Onderdeel 1.2 behoeft gelet op het voorgaande geen behandeling.


4 Beslissing


De Hoge Raad:


- vernietigt de beschikking van de rechtbank Gelderland van 2 november 2023;

- wijst het geding terug naar die rechtbank ter verdere behandeling en beslissing.



Hieronder de kern van



Kern: Als bij de voorbereiding van een zorgmachtiging betrokkene bezwaar gemaakt tegen het toedienen van medicatie en dit bezwaar voldoende toegelicht (zie in het arrest daarvoor in 2.2 onder (iii)), dan moet de rechtbank vaststellen of zich situaties voordeden als bedoeld in art. 2:1 lid 6, aanhef en onder b, Wvggz (zie hieronder in rechtsoverweging 3.1.2) en, indien dat niet het geval was, moeten beoordelen of sprake was van wilsbekwaam verzet.

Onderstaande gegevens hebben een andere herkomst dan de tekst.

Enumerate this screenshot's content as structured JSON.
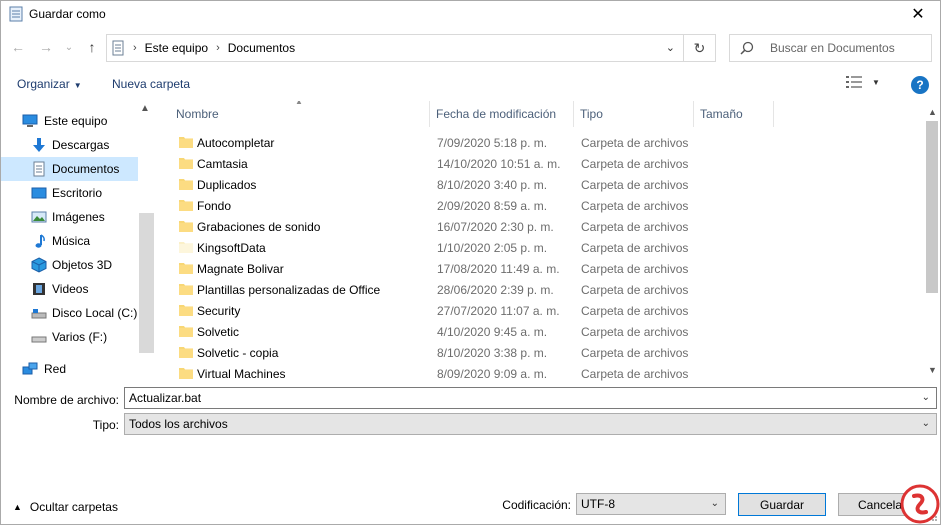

Uit de toelichting op deze bepaling volgt dat zogeheten wilsbekwaam verzet moet worden gerespecteerd indien de psychische stoornis van de patiënt alleen een aanmerkelijke kans op schade voor de betrokkene zelf veroorzaakt. Hiermee is beoogd – overeenkomstig internationale verplichtingen – tot uitdrukking te brengen dat evenveel waarde wordt gehecht aan de eigen mening en instemming van een wilsbekwaam persoon met een psychische stoornis als aan die van een wilsbekwaam persoon zonder psychische stoornis.


De honorering van wilsbekwaam verzet geldt voor zowel de voorbereiding, de afgifte, de uitvoering als de beëindiging van de crisismaatregel of de zorgmachtiging, dus gedurende de gehele procedure. Ook geldt de honorering van wilsbekwaam verzet voor alle vormen van verplichte zorg, aldus de wetsgeschiedenis (Zie voor een en ander Kamerstukken II 2015/16, 32399, nr. 25, p. 153.)


Uit het voorgaande volgt dat art. 2:1 lid 6 Wvggz ook van toepassing is in de fase van de afgifte van een zorgmachtiging.